Folha de S. Paulo


Quem critica Doria por não propor obras beneficia empreiteiras

André Bueno/CMSP
Prefeito João Doria no plenário da Câmara Municipal, durante apresentação do plano de metas

O anúncio do Plano de Metas apresentado pelo prefeito João Doria provocou críticas de setores da opinião pública exatamente ao ponto que deveria ter sido mais elogiado: a ausência de propostas de obras (como corredores de ônibus, CEUs e hospitais). O projeto foi classificado de "tímido" na Folha; pela mesma razão, a ONG Nossa São Paulo disse que precisa "ser aprimorado".

Embora não seja sua intenção, os críticos se pautam por um raciocínio que beneficia empreiteiras de obras públicas e prejudica o contribuinte. Mesmo as realizações mais importantes do poder público podem ser alcançadas sem realizar construções, mas toda construção beneficia empreiteiras.

A obsessão dos políticos brasileiros com a realização de obras é herdeira de um pensamento criado nos anos 1920 pelo presidente Washington Luís (1926-30). Desde então, a ideia que "governar é construir estradas" já condenou à falência gerações de orçamentos nacionais, estaduais e locais. Ao longo das últimas décadas, a ideologia se uniu à corrupção para criar a sociedade despudorada entre governantes e construtoras, que gerou os esquemas revelados pela Operação Lava Jato.

Governar é prestar serviços ao cidadão. E para isso não são necessárias obras, mas ações administrativas. Menos engenharia civil, mais engenharia de produção, logística e administração pública. Claro que isso prejudica as empreiteiras. Mas beneficia o país.

Cito três casos paradigmáticos na área de saúde: os prefeitos Gilberto Kassab e Fernando Haddad prometeram construir três hospitais cada. Ao avaliar que não tinham realizado nem uma parte da meta, os críticos das duas gestões ignoraram a compra de hospitais prontos (Kassab, o São Luiz Gonzaga, no Jaçanã; Haddad, o Santa Marina, na zona Sul). Mas se os usuários do SUS passaram a contar com unidades de saúde que não estavam na rede pública, por que exigir construções novas? Ao cobrar inauguração de hospitais, os críticos beneficiam as empreiteiras.

Agora mesmo, em 2017, a gestão Doria reduziu a fila de exames comprando horas de atendimento SUS em hospitais particulares. Com pouco custo, teve impacto imediato; o dinheiro que gastou mal poderia iniciar a construção de um hospital, que ficaria pronto daqui a no mínimo oito anos.
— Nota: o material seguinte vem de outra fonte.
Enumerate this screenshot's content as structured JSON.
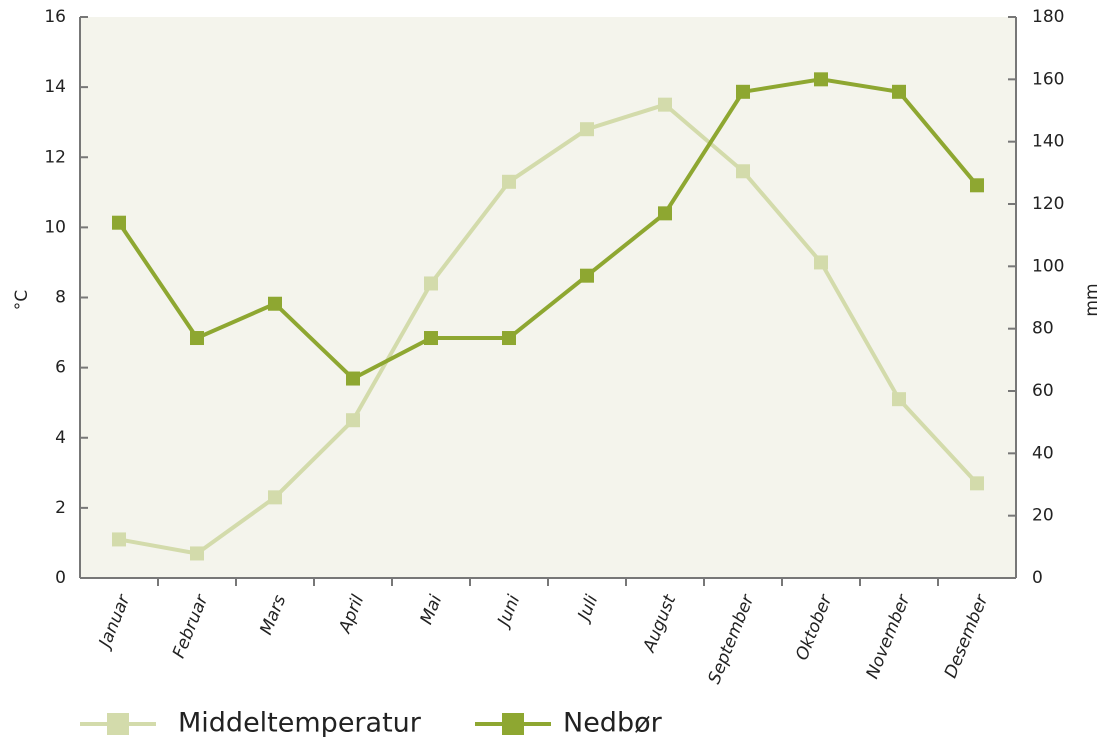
{
  "chart_data": {
    "type": "line",
    "categories": [
      "Januar",
      "Februar",
      "Mars",
      "April",
      "Mai",
      "Juni",
      "Juli",
      "August",
      "September",
      "Oktober",
      "November",
      "Desember"
    ],
    "series": [
      {
        "name": "Middeltemperatur",
        "color": "#d3dbab",
        "values": [
          1.1,
          0.7,
          2.3,
          4.5,
          8.4,
          11.3,
          12.8,
          13.5,
          11.6,
          9.0,
          5.1,
          2.7
        ]
      },
      {
        "name": "Nedbør",
        "color": "#8ea731",
        "axis": "y2",
        "values": [
          114,
          77,
          88,
          64,
          77,
          77,
          97,
          117,
          156,
          160,
          156,
          126
        ]
      }
    ],
    "ylabel": "°C",
    "y2label": "mm",
    "ylim": [
      0,
      16
    ],
    "yticks": [
      0,
      2,
      4,
      6,
      8,
      10,
      12,
      14,
      16
    ],
    "y2lim": [
      0,
      180
    ],
    "y2ticks": [
      0,
      20,
      40,
      60,
      80,
      100,
      120,
      140,
      160,
      180
    ]
  }
}
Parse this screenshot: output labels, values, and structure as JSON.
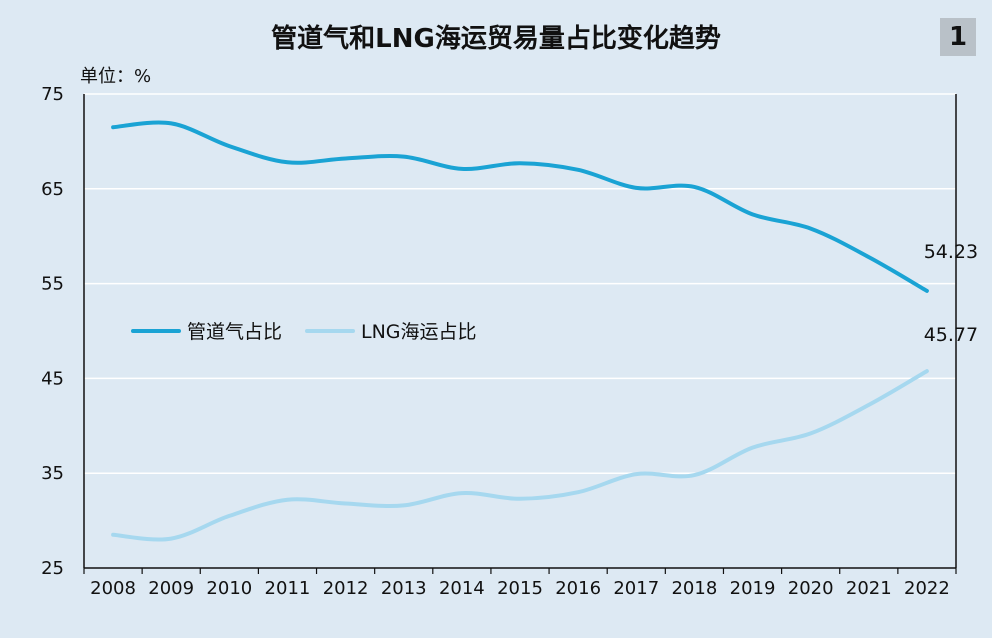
{
  "figure_number": "1",
  "chart_data": {
    "type": "line",
    "title": "管道气和LNG海运贸易量占比变化趋势",
    "unit_label": "单位：%",
    "xlabel": "",
    "ylabel": "",
    "categories": [
      "2008",
      "2009",
      "2010",
      "2011",
      "2012",
      "2013",
      "2014",
      "2015",
      "2016",
      "2017",
      "2018",
      "2019",
      "2020",
      "2021",
      "2022"
    ],
    "ylim": [
      25,
      75
    ],
    "yticks": [
      25,
      35,
      45,
      55,
      65,
      75
    ],
    "grid": true,
    "legend_position": "middle-left",
    "series": [
      {
        "name": "管道气占比",
        "color": "#1aa3d4",
        "values": [
          71.5,
          71.9,
          69.5,
          67.8,
          68.2,
          68.4,
          67.1,
          67.7,
          67.0,
          65.1,
          65.2,
          62.3,
          60.8,
          57.8,
          54.23
        ],
        "end_label": "54.23"
      },
      {
        "name": "LNG海运占比",
        "color": "#a6d8ef",
        "values": [
          28.5,
          28.1,
          30.5,
          32.2,
          31.8,
          31.6,
          32.9,
          32.3,
          33.0,
          34.9,
          34.8,
          37.7,
          39.2,
          42.2,
          45.77
        ],
        "end_label": "45.77"
      }
    ]
  }
}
Qual recurso beneficia mais o usuário da rede pública: exames pagos pelo SUS em hospitais existentes ou dinheiro pago a empreiteiras para construir um hospital público?

São Paulo não precisa de mais hospitais, já tem quantidade suficiente. É necessário fazer com que mais entidades atendam usuários do sistema público. O que é inteiramente diferente de construir novos.
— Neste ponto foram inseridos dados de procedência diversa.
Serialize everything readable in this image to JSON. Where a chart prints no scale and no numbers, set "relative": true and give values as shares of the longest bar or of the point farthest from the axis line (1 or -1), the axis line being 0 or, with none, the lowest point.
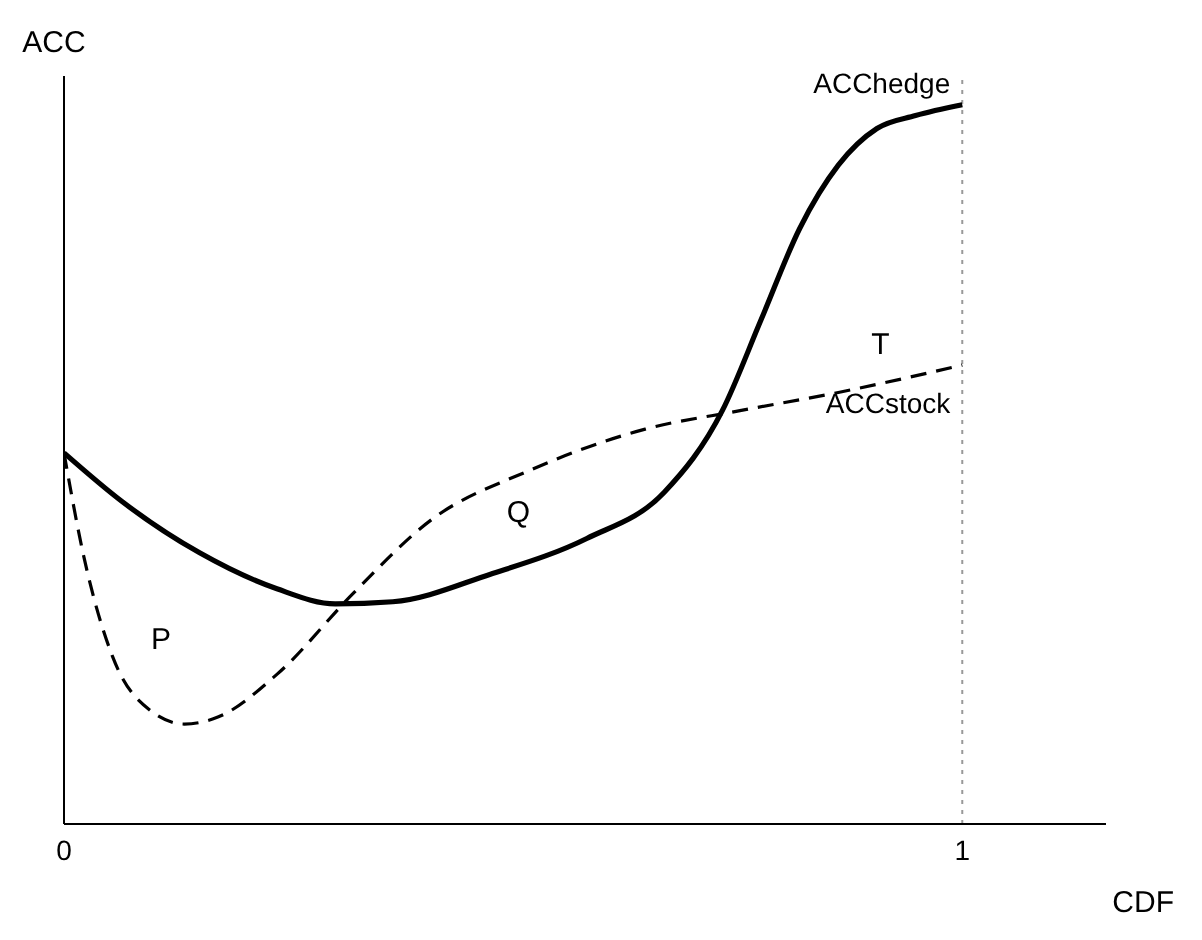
{
  "chart_data": {
    "type": "line",
    "xlabel": "CDF",
    "ylabel": "ACC",
    "relative": true,
    "xlim": [
      0,
      1.16
    ],
    "xticks": [
      0,
      1
    ],
    "grid": false,
    "legend": false,
    "marker": "none",
    "series": [
      {
        "name": "ACChedge",
        "color": "#000000",
        "line_style": "solid",
        "x": [
          0,
          0.065,
          0.151,
          0.237,
          0.302,
          0.366,
          0.474,
          0.582,
          0.668,
          0.733,
          0.776,
          0.819,
          0.862,
          0.905,
          0.948,
          1
        ],
        "values": [
          0.516,
          0.448,
          0.377,
          0.327,
          0.306,
          0.309,
          0.347,
          0.397,
          0.461,
          0.575,
          0.701,
          0.828,
          0.916,
          0.967,
          0.985,
          1
        ]
      },
      {
        "name": "ACCstock",
        "color": "#000000",
        "line_style": "dashed",
        "x": [
          0,
          0.022,
          0.054,
          0.097,
          0.134,
          0.172,
          0.237,
          0.323,
          0.409,
          0.517,
          0.647,
          0.754,
          0.862,
          1
        ],
        "values": [
          0.516,
          0.372,
          0.233,
          0.157,
          0.139,
          0.149,
          0.208,
          0.322,
          0.423,
          0.491,
          0.549,
          0.575,
          0.6,
          0.638
        ]
      }
    ],
    "ref_lines": [
      {
        "axis": "x",
        "value": 1,
        "color": "#999999",
        "line_style": "dotted"
      }
    ],
    "annotations": [
      "P",
      "Q",
      "T"
    ]
  }
}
Na área de transportes: os melhores corredores de ônibus do mundo são inspirados na cidade de Curitiba. Vá à capital do Paraná e procure achar um grande aparato construtivo em seus BRTs. Não há: parecem avenidas ajardinadas nas quais só passam ônibus. Nos últimos anos, diversas empreiteiras vinham fazendo uma intensa campanha velada para a cidade adotar o metrô. Você sabe o porquê!

Londres está neste momento precisando reduzir o tempo de viagem de seus ônibus. Alguém acha que o prefeito local vai fazer um túnel sob o Picadilly Circus ou passar um Minhocão sobre o rio Tâmisa, como fariam prefeitos brasileiros? Não: vai chamar os melhores técnicos e usar tecnologia para melhorar o desempenho do sistema, sem construir nada.

Em educação: os CEUs são obras faraônicas e demagógicas, que tiram dinheiro da Educação (da sala de aula) para gastar em obras civis. O ensino é igual aos de outras escolas públicas. A cidade tem muitos prédios prontos (ou precisando apenas de reformas) que poderiam sediar escolas públicas. Mas a reivindicação de que sejam CEUs nos condena a construir escolões imensos que, em 20 anos, ficarão subutilizados (estamos produzindo menos filhos e a população estabilizou).

Toda vez que um político disser que precisa de uma construção para resolver uma necessidade pública, esconda a carteira e chame a Polícia Federal. No segundo momento, ele vai buscar uma empreiteira para planejar a obra... e o resto você já sabe.

Se Doria realmente cumprir as metas sem realizar construções, vai mudar um vício centenário dos administradores públicos brasileiros. E isso merece elogios de todos que não sejam empreiteiros.